DESINFORMATION : Comment les dictateurs africains imitent les grands prédateurs de la liberté de la presse

Désinformation, amplification, intimidation : les dictateurs africains comme le Tchadien, Idriss Déby Itno, le Rwandais, Paul Kagame (notre photo), le Soudanais, Omar el-Béchir, le Mauritanien, Mohamed Ould Abdel Aziz, sans oublier, le négativement célèbre en la matière, l'Egyptien, Abdel Fattah el-Sissi, suivent de bon pied leur modèle dans le domaine de la censure et de la manipulation, à savoir, le Russe, Vladimir Poutine, et le Chinois, Xi Jinping. Deux prédateurs (hors pair) de la liberté de la presse, qui opèrent, impunément sur internet. Reporters sans frontières (RSF) montre comment ils procèdent et comment contourner leurs manoeuvres.

Les prédateurs de la liberté de la presse ont su adapter leur modèle autoritaire traditionnel aux nouvelles technologies. RSF a documenté et analysé ces nouvelles attaques en ligne. Robotisation, faux comptes, email bombing… A quoi ressemble le mode opératoire de ces prédateurs désormais connectés ?

Narendra Modi, premier ministre de l'Inde, Vladimir Poutine, président de la Russe, Abdel Fattah el-Sissi, président d'Egypte, ou bien, encore, Xi Jinping, président de Chine, tous prédateurs de la liberté de la presse, ont compris l’intérêt d’amplifier leur propagande et de décrédibiliser l’activité journalistique sur les réseaux sociaux, aboutissant à de nouvelles formes de censure.
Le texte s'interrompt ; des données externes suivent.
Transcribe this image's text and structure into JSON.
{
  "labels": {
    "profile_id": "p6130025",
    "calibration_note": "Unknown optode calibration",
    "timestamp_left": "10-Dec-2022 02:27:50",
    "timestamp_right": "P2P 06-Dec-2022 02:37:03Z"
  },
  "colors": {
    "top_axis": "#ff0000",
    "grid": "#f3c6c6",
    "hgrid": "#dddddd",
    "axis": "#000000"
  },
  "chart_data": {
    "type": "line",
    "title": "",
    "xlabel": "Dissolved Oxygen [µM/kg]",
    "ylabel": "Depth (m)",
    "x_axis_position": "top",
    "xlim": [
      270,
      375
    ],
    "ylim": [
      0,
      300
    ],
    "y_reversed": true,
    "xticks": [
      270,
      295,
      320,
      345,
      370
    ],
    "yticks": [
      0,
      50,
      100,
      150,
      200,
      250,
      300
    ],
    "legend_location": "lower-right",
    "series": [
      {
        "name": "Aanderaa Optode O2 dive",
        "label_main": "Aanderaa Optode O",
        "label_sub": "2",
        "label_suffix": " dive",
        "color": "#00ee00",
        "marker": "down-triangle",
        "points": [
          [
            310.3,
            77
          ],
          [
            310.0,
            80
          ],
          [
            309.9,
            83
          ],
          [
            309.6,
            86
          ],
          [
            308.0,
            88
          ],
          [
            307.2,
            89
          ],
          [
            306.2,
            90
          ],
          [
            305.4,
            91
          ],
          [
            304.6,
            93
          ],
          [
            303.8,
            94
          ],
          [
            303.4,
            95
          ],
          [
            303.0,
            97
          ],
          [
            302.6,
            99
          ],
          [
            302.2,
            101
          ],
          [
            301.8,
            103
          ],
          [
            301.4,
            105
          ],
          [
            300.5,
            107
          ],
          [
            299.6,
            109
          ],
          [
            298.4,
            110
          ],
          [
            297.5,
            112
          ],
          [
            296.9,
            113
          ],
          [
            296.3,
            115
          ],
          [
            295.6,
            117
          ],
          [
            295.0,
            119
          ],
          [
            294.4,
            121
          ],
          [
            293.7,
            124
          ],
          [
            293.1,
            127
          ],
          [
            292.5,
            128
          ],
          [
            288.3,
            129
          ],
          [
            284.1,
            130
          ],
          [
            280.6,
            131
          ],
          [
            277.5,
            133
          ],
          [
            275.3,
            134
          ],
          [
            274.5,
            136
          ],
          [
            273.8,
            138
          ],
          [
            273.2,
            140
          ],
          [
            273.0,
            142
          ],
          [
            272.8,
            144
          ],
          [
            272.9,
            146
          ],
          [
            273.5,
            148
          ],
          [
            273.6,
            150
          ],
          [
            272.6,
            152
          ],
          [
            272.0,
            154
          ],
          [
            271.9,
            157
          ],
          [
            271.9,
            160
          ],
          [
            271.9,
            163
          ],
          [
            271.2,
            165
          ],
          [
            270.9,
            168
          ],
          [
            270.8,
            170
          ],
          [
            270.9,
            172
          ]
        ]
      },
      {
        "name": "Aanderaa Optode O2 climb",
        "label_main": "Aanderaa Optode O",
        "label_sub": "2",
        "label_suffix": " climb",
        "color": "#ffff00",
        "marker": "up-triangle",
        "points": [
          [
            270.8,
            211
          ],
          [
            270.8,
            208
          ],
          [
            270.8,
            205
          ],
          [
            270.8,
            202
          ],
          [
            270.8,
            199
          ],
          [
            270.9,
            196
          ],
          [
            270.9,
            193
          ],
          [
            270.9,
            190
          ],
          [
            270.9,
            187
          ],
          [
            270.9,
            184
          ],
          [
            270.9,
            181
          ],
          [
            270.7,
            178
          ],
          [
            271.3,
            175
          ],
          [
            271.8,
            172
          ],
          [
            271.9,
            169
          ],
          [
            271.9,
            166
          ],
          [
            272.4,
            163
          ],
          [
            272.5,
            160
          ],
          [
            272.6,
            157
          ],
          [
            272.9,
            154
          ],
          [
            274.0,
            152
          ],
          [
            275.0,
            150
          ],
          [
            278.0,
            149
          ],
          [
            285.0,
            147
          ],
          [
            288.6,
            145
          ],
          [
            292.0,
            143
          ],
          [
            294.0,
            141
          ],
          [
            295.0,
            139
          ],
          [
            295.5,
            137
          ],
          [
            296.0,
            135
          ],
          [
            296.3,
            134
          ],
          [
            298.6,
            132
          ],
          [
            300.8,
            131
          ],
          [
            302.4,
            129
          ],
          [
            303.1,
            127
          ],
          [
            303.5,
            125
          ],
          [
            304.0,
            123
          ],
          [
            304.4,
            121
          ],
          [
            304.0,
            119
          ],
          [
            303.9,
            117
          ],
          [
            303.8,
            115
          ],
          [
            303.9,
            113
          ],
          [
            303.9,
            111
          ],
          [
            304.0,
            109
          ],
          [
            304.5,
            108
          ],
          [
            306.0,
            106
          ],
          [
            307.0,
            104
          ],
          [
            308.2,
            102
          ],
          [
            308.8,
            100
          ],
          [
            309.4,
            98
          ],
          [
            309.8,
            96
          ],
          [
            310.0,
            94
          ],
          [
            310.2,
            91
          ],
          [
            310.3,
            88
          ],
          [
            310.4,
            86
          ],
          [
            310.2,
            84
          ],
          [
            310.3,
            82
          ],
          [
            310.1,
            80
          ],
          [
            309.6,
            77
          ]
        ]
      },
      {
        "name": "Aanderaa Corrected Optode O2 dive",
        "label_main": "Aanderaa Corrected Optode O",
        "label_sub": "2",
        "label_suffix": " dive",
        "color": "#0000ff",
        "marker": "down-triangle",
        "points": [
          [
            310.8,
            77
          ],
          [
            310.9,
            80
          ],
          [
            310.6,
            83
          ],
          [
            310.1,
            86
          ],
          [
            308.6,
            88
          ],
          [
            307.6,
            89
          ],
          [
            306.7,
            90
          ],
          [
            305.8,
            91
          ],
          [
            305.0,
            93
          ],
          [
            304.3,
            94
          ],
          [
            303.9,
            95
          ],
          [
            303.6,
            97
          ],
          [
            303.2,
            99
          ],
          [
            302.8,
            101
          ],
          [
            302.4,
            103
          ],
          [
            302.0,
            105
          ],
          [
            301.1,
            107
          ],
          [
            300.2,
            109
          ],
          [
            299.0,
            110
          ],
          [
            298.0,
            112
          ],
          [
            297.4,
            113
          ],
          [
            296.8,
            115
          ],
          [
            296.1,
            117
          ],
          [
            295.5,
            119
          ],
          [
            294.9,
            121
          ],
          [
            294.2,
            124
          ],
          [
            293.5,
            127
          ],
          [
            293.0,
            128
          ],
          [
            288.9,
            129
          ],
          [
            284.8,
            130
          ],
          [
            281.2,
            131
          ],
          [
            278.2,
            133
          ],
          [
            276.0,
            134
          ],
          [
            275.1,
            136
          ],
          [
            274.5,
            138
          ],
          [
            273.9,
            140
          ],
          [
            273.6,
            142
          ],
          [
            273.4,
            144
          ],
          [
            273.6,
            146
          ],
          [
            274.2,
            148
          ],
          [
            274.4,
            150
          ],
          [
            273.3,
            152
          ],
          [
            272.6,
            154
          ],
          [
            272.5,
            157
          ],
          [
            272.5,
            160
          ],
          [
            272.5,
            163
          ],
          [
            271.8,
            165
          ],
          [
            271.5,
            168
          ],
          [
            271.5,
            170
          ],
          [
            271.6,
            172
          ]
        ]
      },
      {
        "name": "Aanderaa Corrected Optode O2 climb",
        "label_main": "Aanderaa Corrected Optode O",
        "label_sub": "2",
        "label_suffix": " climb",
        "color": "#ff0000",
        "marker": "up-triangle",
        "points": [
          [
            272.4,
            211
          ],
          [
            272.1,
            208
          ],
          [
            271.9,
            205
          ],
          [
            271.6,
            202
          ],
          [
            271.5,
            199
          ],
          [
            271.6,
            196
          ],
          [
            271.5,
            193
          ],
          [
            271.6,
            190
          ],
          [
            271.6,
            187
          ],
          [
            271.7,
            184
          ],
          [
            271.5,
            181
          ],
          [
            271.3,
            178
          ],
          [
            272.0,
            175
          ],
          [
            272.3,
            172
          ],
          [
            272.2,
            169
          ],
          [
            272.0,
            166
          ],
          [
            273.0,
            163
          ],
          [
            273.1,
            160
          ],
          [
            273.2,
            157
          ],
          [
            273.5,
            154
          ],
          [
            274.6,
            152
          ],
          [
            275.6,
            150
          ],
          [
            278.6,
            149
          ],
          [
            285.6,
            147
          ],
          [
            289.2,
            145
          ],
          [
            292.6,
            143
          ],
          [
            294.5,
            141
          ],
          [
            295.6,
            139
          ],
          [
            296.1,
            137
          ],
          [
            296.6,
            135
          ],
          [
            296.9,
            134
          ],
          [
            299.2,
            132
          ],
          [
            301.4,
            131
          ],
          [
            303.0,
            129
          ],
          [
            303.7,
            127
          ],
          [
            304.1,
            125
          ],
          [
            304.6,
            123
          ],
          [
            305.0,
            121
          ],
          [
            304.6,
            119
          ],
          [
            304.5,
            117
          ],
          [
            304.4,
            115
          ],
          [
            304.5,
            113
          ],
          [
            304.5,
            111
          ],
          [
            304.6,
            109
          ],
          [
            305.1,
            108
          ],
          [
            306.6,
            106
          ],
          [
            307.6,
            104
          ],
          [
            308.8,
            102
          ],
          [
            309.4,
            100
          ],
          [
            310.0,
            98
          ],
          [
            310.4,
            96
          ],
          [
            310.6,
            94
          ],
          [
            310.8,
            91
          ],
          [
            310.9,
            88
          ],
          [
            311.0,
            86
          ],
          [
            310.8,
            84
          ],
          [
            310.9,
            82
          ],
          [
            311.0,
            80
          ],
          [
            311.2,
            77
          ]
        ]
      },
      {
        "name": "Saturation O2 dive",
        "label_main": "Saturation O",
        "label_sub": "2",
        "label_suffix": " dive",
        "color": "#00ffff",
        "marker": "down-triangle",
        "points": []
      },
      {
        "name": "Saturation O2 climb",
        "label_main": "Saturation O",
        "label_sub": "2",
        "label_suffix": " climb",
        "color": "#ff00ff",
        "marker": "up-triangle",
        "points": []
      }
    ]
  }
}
Depuis, ils ne cessent de faire des émules, notamment, en Afrique où beaucoup de chefs d'Etat regrettent la période du parti unique où la liberté d'expression n'était pas de mise.

RSF analyse, étape par étape, la stratégie et les moyens humains et techniques mis en oeuvre par ces prédateurs.

Social Bots : Ces programmes informatiques sont capables d'automatiser des tâches (retweets, likes, followers...). Ils sont utilisés pour diffuser à bas coût et, massivement, de la désinformation, mais aussi, lancer des cyberattaques contre des médias, intimider et harceler les journalistes.

Commentateurs payés : Les prédateurs financent des usines à trolls pour poster des fausses informations et laisser des commentaires sur les réseaux sociaux. Aux Philippines, par exemple, des travailleurs pauvres gagnent 10 euros par jour pour réaliser ces tâches.

Sponsoring publicitaire : Les plateformes récoltent une multitude de données (centres d'intérêt, âge, genre, localisation...), permettant, ensuite, de cibler le contenu publié selon les profils des utilisateurs. La désinformation sponsorisée est, ainsi, personnalisée.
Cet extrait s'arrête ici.